Take, for example, a country where the majority of things are privately run but are heavily taxed by the government. Is that more capitalist or socialist than a country where most of the economy is run by the government, but the remaining private businesses pay little to no taxes?

Or a country where one party owns everything but pretends to act on behalf of the workers, as opposed to a country where everyone is a business owner? Or a country that has little labor regulation but a strong social safety net, versus a country with weak social welfare but strict labor regulation?


The socialst dream is the class-less, egalitarian, solidary society.

The whole point of reformist socialism is that you should not try to get there in a single giant leap, but step by step, with the fully socialist society more of a Platonic ideal: There'll likely always be a next thing to fix.

Austria having free education does not make it socialist - but it makes it more socialist.


I think we have to be careful here because none of these countries which we have thus far mentioned have any ambitions of attaining the socialist crown you speak of. They like it the way it is: capitalist with strong protections for and investments (education, healthcare) in their capital producing peoples.


Indeed. Hence, not every Social Democrat can be considered a socialist - only progressive ones that still dream of a better world instead of having made peace with the status quo.


Not having some of the largest wealth inequality in the world (look it up).


A textbook reformist democratic socialist policy would be giving employees a seat on the board of directors, or allocating some company shares of publicly traded companies to them.

If Bernie Sanders had his way[1] and this was implemented in the US, the country would become more socialist.

[1] https://berniesanders.com/issues/corporate-accountability-an...
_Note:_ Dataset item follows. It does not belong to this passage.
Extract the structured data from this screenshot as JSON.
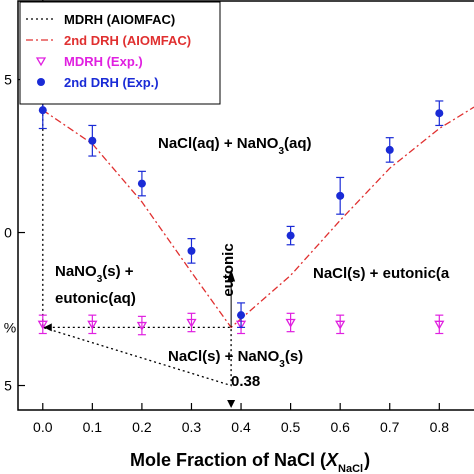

Sanders here mentions similar policy in Germany, but forgot to mention differences between US and german corporate governance models (one board vs two boards). In Germany (and many other EU countries), companies have executive board and supervisory board, the later is mainly to provide monitoring role and that is the board where empolyees have seat on.


No, you are even more wrong. Social democracy is not socialism. The state doing stuff is not socialism. A functional health care system is not socialism. The bare minimum of being socialist is to want to transition away from a capitalist system which no country in Europe has any ambitions.


Compared to the US, in terms of the US political dictionary it prolly is.

But no: socialism by the most agreed on definitions in the rest of the world needs some sort of wealth cap that Finland has not.


I think he's Finnish himself, but "socialist" was probably a harsh word here.


The tolerance paradox


Popper is a retarded pseud and if you take “the tolerance paradox” seriously you should stop trying to make philosophical or political arguments. All it means if you think it’s relevant is that your personal philosophy is internally inconsistent and unstable.